Il PaM randagio

Fabrizio Turroni

 

 

Da circa mezz’ora guardavo quel tizio, e posso dire che lo guardavo davvero male. Lui non dava segno di accorgersene e continuava il suo sproloquio a proposito di “terroni al di sotto del Po”. Doveva essere del tipo che si accorge d’aver passato il limite solo quando sente la botta arrivare sui denti.

Qualche amico intorno a lui annuiva, ma aveva un sorriso tirato; probabilmente qualcuno che ammetteva l’esistenza di un mondo esterno al “tavolo di bevute” e che ogni tanto amava sbirciare fuori. Avevo caricato il destro quando in due si alzarono all’unisono, presero il tizio sotto le ascelle e gli  proposero un giretto “giù a Bassano”.

Era il periodo “randagio” delle mie uscite di pesca; mi piaceva così. In dieci minuti decidevo e partivo. Quel sabato pomeriggio mi era venuta “voglia di Brenta”, così caricai il necessario e mi diressi a Cismon, arrivandovi in serata. Presa la camera nel primo posto che trovai rinnovai l’abitudine di scendere per una birra in qualche bar. Così, per “vedere che faccia hanno quelli del posto”.  La faccia di questo tizio aveva un gran naso a patata, qualche capello biondo appiccicato alla crapa secondo uno schema casuale o comunque incomprensibile (mai stato bravo in matematica) e due belle guancione rosse da “fine giornata in Veneto”. Probabilmente a sera si recano al “tavolo di bevute” come un PaM si reca sul fiume per il coup du soir… è il momento topico della giornata.

Risalii in camera, ma non riuscii a restarvi per più di trenta secondi. Sono naturalmente eccitato quando il giorno dopo devo andare a pesca e sono già sul posto; fatico ad addormentarmi.
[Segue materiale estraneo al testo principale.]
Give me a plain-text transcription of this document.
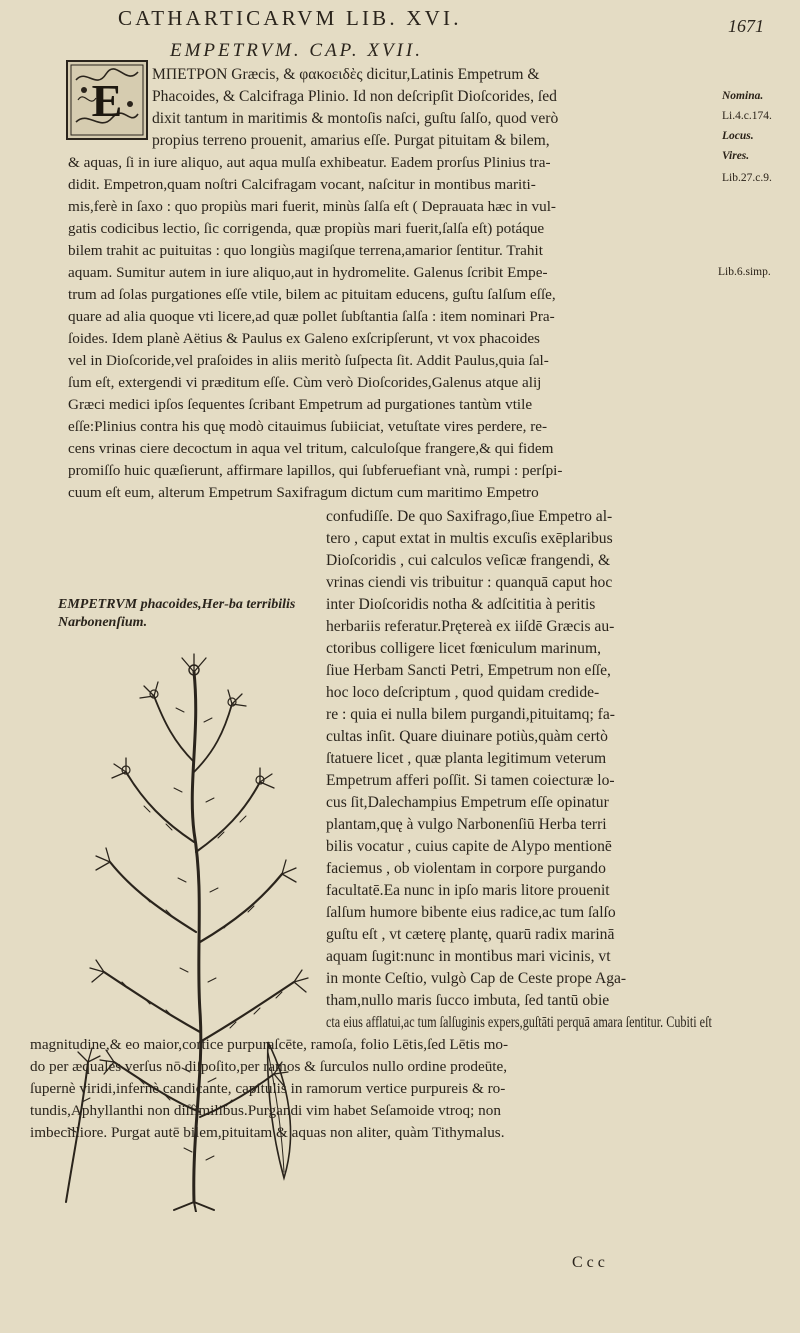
CATHARTICARVM LIB. XVI.	1671
EMPETRVM. CAP. XVII.
E
ΜΠΕΤΡΟΝ Græcis, & φακοειδὲς dicitur,Latinis Empetrum &
Phacoides, & Calcifraga Plinio. Id non deſcripſit Dioſcorides, ſed
dixit tantum in maritimis & montoſis naſci, guſtu ſalſo, quod verò
propius terreno prouenit, amarius eſſe. Purgat pituitam & bilem,
& aquas, ſi in iure aliquo, aut aqua mulſa exhibeatur. Eadem prorſus Plinius tra-
didit. Empetron,quam noſtri Calcifragam vocant, naſcitur in montibus mariti-
mis,ferè in ſaxo : quo propiùs mari fuerit, minùs ſalſa eſt ( Deprauata hæc in vul-
gatis codicibus lectio, ſic corrigenda, quæ propiùs mari fuerit,ſalſa eſt) potáque
bilem trahit ac puituitas : quo longiùs magiſque terrena,amarior ſentitur. Trahit
aquam. Sumitur autem in iure aliquo,aut in hydromelite. Galenus ſcribit Empe-
trum ad ſolas purgationes eſſe vtile, bilem ac pituitam educens, guſtu ſalſum eſſe,
quare ad alia quoque vti licere,ad quæ pollet ſubſtantia ſalſa : item nominari Pra-
ſoides. Idem planè Aëtius & Paulus ex Galeno exſcripſerunt, vt vox phacoides
vel in Dioſcoride,vel praſoides in aliis meritò ſuſpecta ſit. Addit Paulus,quia ſal-
ſum eſt, extergendi vi præditum eſſe. Cùm verò Dioſcorides,Galenus atque alij
Græci medici ipſos ſequentes ſcribant Empetrum ad purgationes tantùm vtile
eſſe:Plinius contra his quę modò citauimus ſubiiciat, vetuſtate vires perdere, re-
cens vrinas ciere decoctum in aqua vel tritum, calculoſque frangere,& qui fidem
promiſſo huic quæſierunt, affirmare lapillos, qui ſubferuefiant vnà, rumpi : perſpi-
cuum eſt eum, alterum Empetrum Saxifragum dictum cum maritimo Empetro
confudiſſe. De quo Saxifrago,ſiue Empetro al-
tero , caput extat in multis excuſis exēplaribus
Dioſcoridis , cui calculos veſicæ frangendi, &
vrinas ciendi vis tribuitur : quanquā caput hoc
inter Dioſcoridis notha & adſcititia à peritis
herbariis referatur.Prętereà ex iiſdē Græcis au-
ctoribus colligere licet fœniculum marinum,
ſiue Herbam Sancti Petri, Empetrum non eſſe,
hoc loco deſcriptum , quod quidam credide-
re : quia ei nulla bilem purgandi,pituitamq; fa-
cultas inſit. Quare diuinare potiùs,quàm certò
ſtatuere licet , quæ planta legitimum veterum
Empetrum afferi poſſit. Si tamen coiecturæ lo-
cus ſit,Dalechampius Empetrum eſſe opinatur
plantam,quę à vulgo Narbonenſiū Herba terri
bilis vocatur , cuius capite de Alypo mentionē
faciemus , ob violentam in corpore purgando
facultatē.Ea nunc in ipſo maris litore prouenit
ſalſum humore bibente eius radice,ac tum ſalſo
guſtu eſt , vt cæterę plantę, quarū radix marinā
aquam ſugit:nunc in montibus mari vicinis, vt
in monte Ceſtio, vulgò Cap de Ceste prope Aga-
tham,nullo maris ſucco imbuta, ſed tantū obie
cta eius afflatui,ac tum ſalſuginis expers,guſtāti perquā amara ſentitur. Cubiti eſt
magnitudine,& eo maior,cortice purpuraſcēte, ramoſa, folio Lētis,ſed Lētis mo-
do per æquales verſus nō diſpoſito,per ramos & ſurculos nullo ordine prodeūte,
ſupernè viridi,infernè candicante, capitulis in ramorum vertice purpureis & ro-
tundis,Aphyllanthi non diſſimilibus.Purgandi vim habet Seſamoide vtroq; non
imbecilliore. Purgat autē bilem,pituitam & aquas non aliter, quàm Tithymalus.
Nomina.
Li.4.c.174.
Locus.
Vires.
Lib.27.c.9.
Lib.6.simp.
EMPETRVM phacoides,Her-ba terribilis Narbonenſium.
Ccc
A questo fattore si era aggiunta l’eccitazione del bar. Sapevo che per ore mi sarei rivoltato nel letto senza prendere sonno e la prospettiva non mi attirava. Così i miei neuroni fuori controllo produssero una geniale idea. Allora frequentavo una tipa di Bologna che aveva la non trascurabile caratteristica di farsi trovare sempre pronta. “Frequentavo” è, in effetti, una parola un po’ grossa; diciamo che per curare gli improvvisi scompensi fisici generati dalla deplorevole abitudine che hanno gli ormoni giovanili di manifestarsi tutti assieme, avevo trovato una dottoressa in gamba. La geniale idea era ovviamente di mettersi in macchina e guidare fino a Bologna.

Mi feci curare tutta la notte e poco prima che albeggiasse, l’immagine di temoli e trote nelle limpide acque del Brenta m’indusse a ripartire verso nord. Giunsi a Cismon che era giorno fatto, pagai la camera, usata per far riposare l’attrezzatura da pesca, e mi diressi a fare il permesso di pesca in un bar. Mi pare si chiami “Il cacciatore”.
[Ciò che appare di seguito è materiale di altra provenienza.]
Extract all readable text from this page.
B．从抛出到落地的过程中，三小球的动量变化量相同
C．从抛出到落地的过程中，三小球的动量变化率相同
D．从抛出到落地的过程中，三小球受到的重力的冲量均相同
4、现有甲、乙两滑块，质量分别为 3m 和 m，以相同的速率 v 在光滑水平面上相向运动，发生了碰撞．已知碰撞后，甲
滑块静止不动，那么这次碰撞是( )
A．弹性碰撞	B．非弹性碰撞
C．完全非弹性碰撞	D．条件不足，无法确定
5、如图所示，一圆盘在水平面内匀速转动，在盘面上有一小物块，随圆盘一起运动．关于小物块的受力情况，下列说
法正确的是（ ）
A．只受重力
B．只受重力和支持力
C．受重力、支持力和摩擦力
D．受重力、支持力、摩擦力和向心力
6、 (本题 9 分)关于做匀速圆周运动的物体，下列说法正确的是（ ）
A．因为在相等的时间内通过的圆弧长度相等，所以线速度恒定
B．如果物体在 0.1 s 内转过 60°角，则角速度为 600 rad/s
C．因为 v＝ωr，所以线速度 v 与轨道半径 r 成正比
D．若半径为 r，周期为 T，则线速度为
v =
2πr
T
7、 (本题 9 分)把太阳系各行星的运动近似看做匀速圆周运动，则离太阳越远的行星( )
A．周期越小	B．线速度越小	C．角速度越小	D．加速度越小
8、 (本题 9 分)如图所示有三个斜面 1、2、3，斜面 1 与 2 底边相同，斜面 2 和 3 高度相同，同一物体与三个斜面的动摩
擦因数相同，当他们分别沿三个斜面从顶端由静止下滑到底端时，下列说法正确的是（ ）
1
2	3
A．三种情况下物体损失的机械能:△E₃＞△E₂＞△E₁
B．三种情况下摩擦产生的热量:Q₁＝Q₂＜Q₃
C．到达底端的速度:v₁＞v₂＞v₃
Dalla confluenza del Cismon con il Brenta, a risalire per qualche chilometro (non chiedetemi quanti, non lo so e questo non è un itinerario di pesca) esiste un tratto trofeo. Qui il Brenta è solo un torrente perché gran parte dell’acqua è deviata alcuni chilometri a monte e reimmessa nel fiume più a valle. C’è di buono che se giù a Bassano trovate acqua alta e fiume impescabile, molto probabilmente qua potete rimediare la giornata.
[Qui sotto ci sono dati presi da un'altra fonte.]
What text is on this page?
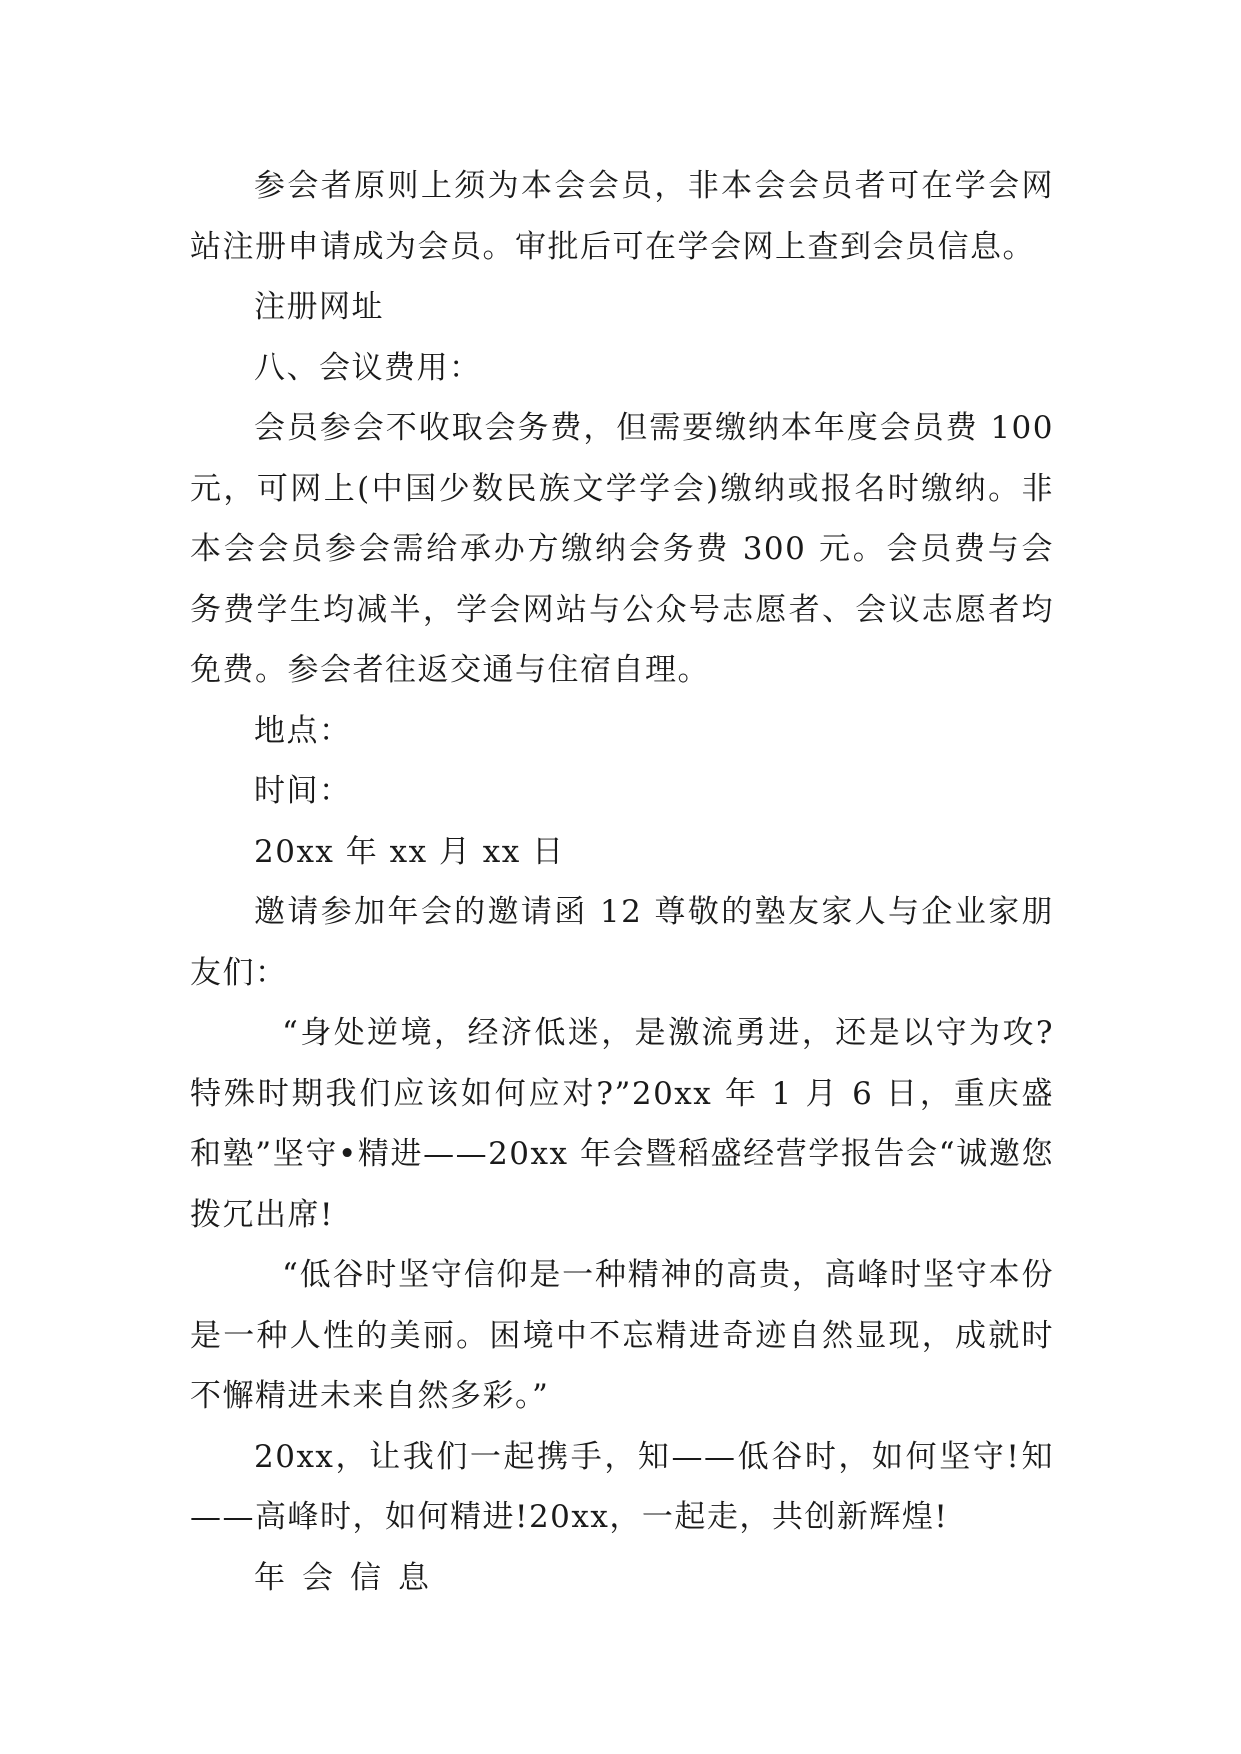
参会者原则上须为本会会员，非本会会员者可在学会网站注册申请成为会员。审批后可在学会网上查到会员信息。

注册网址

八、会议费用：

会员参会不收取会务费，但需要缴纳本年度会员费 100 元，可网上(中国少数民族文学学会)缴纳或报名时缴纳。非本会会员参会需给承办方缴纳会务费 300 元。会员费与会务费学生均减半，学会网站与公众号志愿者、会议志愿者均免费。参会者往返交通与住宿自理。

地点：

时间：

20xx 年 xx 月 xx 日

邀请参加年会的邀请函 12 尊敬的塾友家人与企业家朋友们：

“身处逆境，经济低迷，是激流勇进，还是以守为攻?特殊时期我们应该如何应对?”20xx 年 1 月 6 日，重庆盛和塾”坚守•精进——20xx 年会暨稻盛经营学报告会“诚邀您拨冗出席!

“低谷时坚守信仰是一种精神的高贵，高峰时坚守本份是一种人性的美丽。困境中不忘精进奇迹自然显现，成就时不懈精进未来自然多彩。”

20xx，让我们一起携手，知——低谷时，如何坚守!知——高峰时，如何精进!20xx，一起走，共创新辉煌!

年会信息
In ogni caso arrivai sul fiume e mi sedetti tranquillo ad osservare: era uno di quei momenti in cui la luce mattutina, il lieve scrosciare delle acque e la silenziosa maestosità della natura intorno al fiume vi dimostrano che chi ha creato tutto questo la sa molto più lunga di voi.

Non sentii la stanchezza per l’intera durata della pesca, che fu buona, dove per buona s’intende una ventina di trote diciamo tra i venticinque ed i trentacinque centimetri, pescate in solitudine, senza alcuna fretta e con qualche doverosa pausa per godere il paesaggio.

Oggi ho qualche capello in meno e adoro andare a pesca con gli amici (anche se sul fiume preferisco ancora stare un po’ solo), ma sono felice di avere vissuto quel periodo randagio durato un paio d’anni.

Con un solo rimpianto: non aver lasciato alcun ricordo, per quanto confuso, al tizio con le guance rosse.